Похитители объявились утром. Держась от забора на почтительном расстоянии, зловеще размахивали саблями. Робин и бровью не повел, задернул брезентовую ширму и с наслаждением шагнул под прохладный душ. Для полного счастья не хватало только бритвы (за несколько дней Робин успел порядочно обрасти). Он уже собрался выходить, как вдруг на пороге конторы, зевая, возникла Манижа. Робин поспешно оделся — благо, вещи висели неподалеку.
— Зачем ты льешь воду на голову? — полюбопытствовала Манижа.
— Старый обычай свинопасов, — огрызнулся он.
Девушка сдвинула ширму и с интересом заглянула внутрь.
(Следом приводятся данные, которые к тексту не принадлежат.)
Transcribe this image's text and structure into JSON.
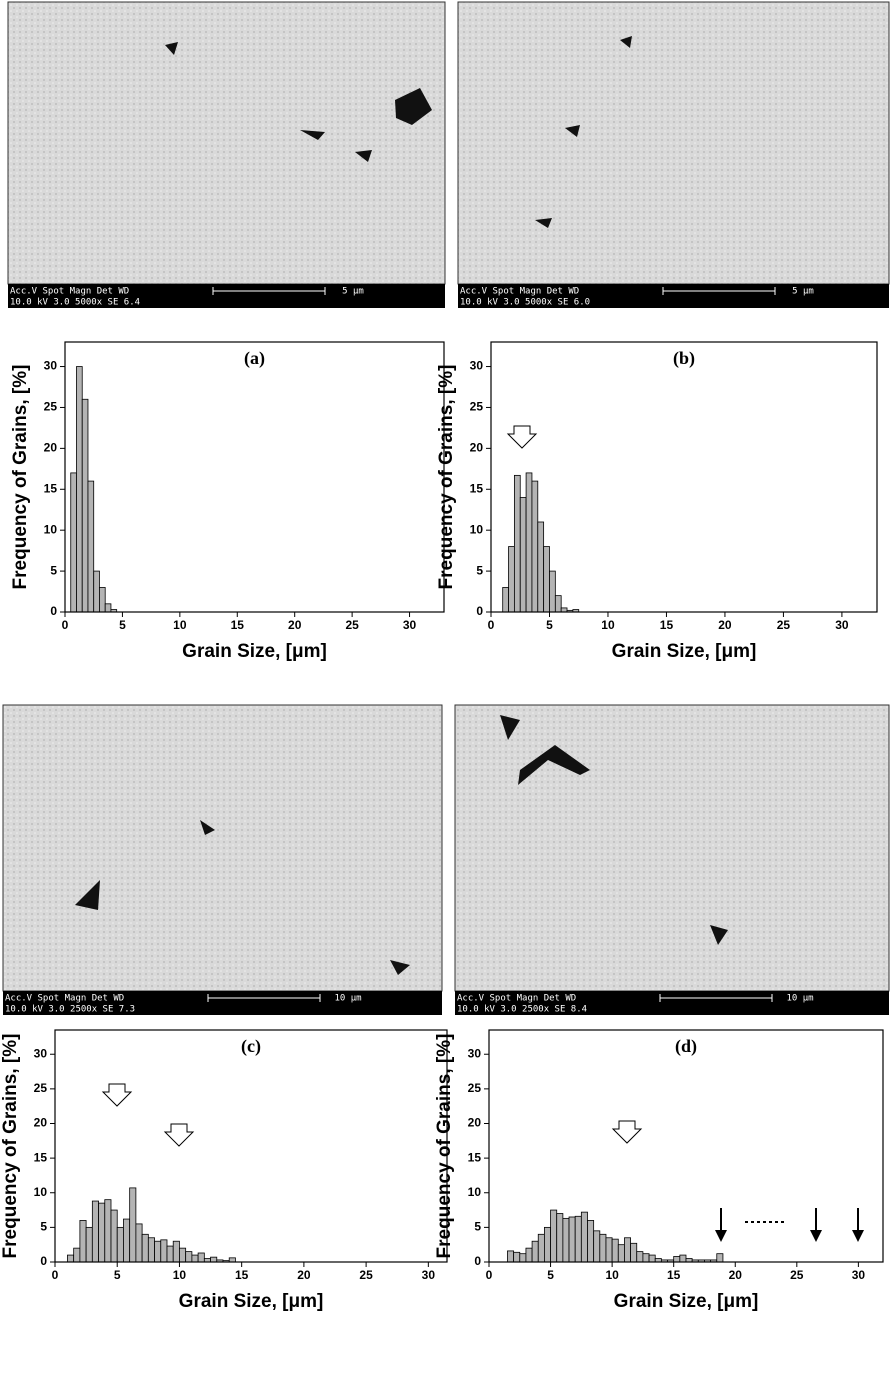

— Смотри, поворачиваешь этот краник, и душ включается, — пустился в объяснения Робин. — Поворачиваешь в обратную сторону — выключается. Встаешь под емкость с дырочками. Вода, правда, холодная, и нет… нет (он так и не сумел подобрать анатолийский синоним к слову «мыло»)… В общем, попробуй — очень освежает.
— Ха! — фыркнула она. — Дочь царя Креза никогда не станет лить себе воду на голову.
Кто еще из них свинопас!
— Принеси поесть, — распорядилась Манижа. — Я голодна.
Робин сварил свежий кофе, поджарил гамбургеры и отнес завтрак в контору.
— Где же те дивные хрустящие галеты? — нахмурилась принцесса.
Галеты?
— Ты про картофель-фри? Сделаю на ужин. А пока мне пора за работу, — многозначительно произнес Робин.
Он убрал со стола и занялся плотом. Пираты по-прежнему толпились за забором и на каждый взгляд в свою сторону отвечали взмахом сабель. Потом забава им наскучила, и они скрылись за горными грядами Миноса.
Наступил полдень.
— Я голодна, — крикнула Манижа из конторы. — Принеси поесть.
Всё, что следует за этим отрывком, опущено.